None of that mattered. Not because he’d be coming back, but because never seeing him again was not an option.

Adri gazed at me, his shoulders twitching. He needed to hear the words.

“Yes. Yes to coming back. Yes. Please stay.”

Lines shimmered brightly beneath Adri’s skin as his shoulders relaxed, and his hand stopped trembling.

I ran my free hand across his bare arm, tracing the blue glow.

Giddiness washed over me, and I threw him a sheepish smile.

“I’m not sure my family will survive our moments apart, though. I broke my phone.”

“Oh.
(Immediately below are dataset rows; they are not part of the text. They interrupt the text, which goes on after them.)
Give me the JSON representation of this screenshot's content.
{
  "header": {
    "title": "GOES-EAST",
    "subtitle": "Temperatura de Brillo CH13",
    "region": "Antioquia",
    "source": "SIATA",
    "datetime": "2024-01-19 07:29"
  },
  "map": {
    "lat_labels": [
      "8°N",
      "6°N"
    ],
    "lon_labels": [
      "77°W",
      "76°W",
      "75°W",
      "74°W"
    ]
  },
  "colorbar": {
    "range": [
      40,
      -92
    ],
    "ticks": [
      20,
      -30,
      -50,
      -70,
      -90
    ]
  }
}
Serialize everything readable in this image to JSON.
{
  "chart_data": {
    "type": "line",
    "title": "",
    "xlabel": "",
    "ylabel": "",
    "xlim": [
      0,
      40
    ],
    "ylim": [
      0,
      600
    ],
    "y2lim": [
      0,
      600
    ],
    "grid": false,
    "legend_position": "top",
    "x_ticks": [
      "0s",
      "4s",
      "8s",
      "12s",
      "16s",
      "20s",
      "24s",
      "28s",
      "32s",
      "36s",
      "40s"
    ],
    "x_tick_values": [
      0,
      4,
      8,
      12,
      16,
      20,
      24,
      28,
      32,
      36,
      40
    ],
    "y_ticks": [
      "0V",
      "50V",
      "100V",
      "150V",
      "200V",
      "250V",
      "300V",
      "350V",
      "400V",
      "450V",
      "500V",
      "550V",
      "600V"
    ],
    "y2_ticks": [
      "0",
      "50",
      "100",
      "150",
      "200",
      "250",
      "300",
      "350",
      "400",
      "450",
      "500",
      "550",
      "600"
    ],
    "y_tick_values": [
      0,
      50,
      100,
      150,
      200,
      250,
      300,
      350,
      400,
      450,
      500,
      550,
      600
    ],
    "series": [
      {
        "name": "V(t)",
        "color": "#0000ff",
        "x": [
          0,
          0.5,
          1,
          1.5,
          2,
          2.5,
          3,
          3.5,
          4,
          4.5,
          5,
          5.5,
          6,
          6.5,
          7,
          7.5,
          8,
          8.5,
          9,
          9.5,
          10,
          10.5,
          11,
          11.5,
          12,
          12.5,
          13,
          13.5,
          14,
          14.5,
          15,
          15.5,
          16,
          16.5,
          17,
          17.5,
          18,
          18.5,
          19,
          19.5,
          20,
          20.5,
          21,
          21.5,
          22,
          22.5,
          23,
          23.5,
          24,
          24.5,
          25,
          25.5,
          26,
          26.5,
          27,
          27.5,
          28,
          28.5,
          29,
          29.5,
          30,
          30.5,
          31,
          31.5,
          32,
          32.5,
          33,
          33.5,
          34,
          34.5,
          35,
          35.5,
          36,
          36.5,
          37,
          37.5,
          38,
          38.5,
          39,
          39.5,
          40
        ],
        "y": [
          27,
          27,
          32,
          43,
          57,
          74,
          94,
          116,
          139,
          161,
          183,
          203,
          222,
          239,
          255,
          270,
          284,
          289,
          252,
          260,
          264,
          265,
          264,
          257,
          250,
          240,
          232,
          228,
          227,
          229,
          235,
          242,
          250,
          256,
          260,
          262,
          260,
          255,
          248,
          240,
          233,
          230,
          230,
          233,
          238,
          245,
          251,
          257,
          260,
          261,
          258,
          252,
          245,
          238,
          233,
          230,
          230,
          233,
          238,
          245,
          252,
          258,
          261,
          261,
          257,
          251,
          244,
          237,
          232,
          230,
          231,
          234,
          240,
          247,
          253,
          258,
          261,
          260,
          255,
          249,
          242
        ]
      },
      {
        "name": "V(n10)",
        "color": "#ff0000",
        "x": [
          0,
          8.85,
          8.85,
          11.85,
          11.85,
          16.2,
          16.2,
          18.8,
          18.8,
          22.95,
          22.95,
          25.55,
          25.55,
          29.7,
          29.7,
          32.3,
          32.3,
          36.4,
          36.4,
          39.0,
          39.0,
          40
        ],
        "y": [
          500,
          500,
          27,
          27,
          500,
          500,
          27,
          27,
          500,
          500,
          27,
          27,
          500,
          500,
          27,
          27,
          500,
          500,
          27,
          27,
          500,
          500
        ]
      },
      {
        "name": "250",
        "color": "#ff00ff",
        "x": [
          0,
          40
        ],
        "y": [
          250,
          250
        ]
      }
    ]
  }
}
That’s…” A twinkle appeared in his eyes and his lips twitched as if he was trying not to laugh. “Did Julian scold you?”

“He will when I get home. I left it in my pants… put them in the washing machine.”

He was smiling openly now. “Because you were moping. ”

I was going to regret teaching him what it meant. “Because your scent still clung to my clothes, my bed sheets, my room, and I couldn’t stop?—”

He claimed my mouth in a searing kiss—sparks shooting from his lips to mine—halting my brain… and my words. When he let me go, I couldn’t think of a single thing to say.

We could do this.

I rose, dragging him with me, and headed for the lobby.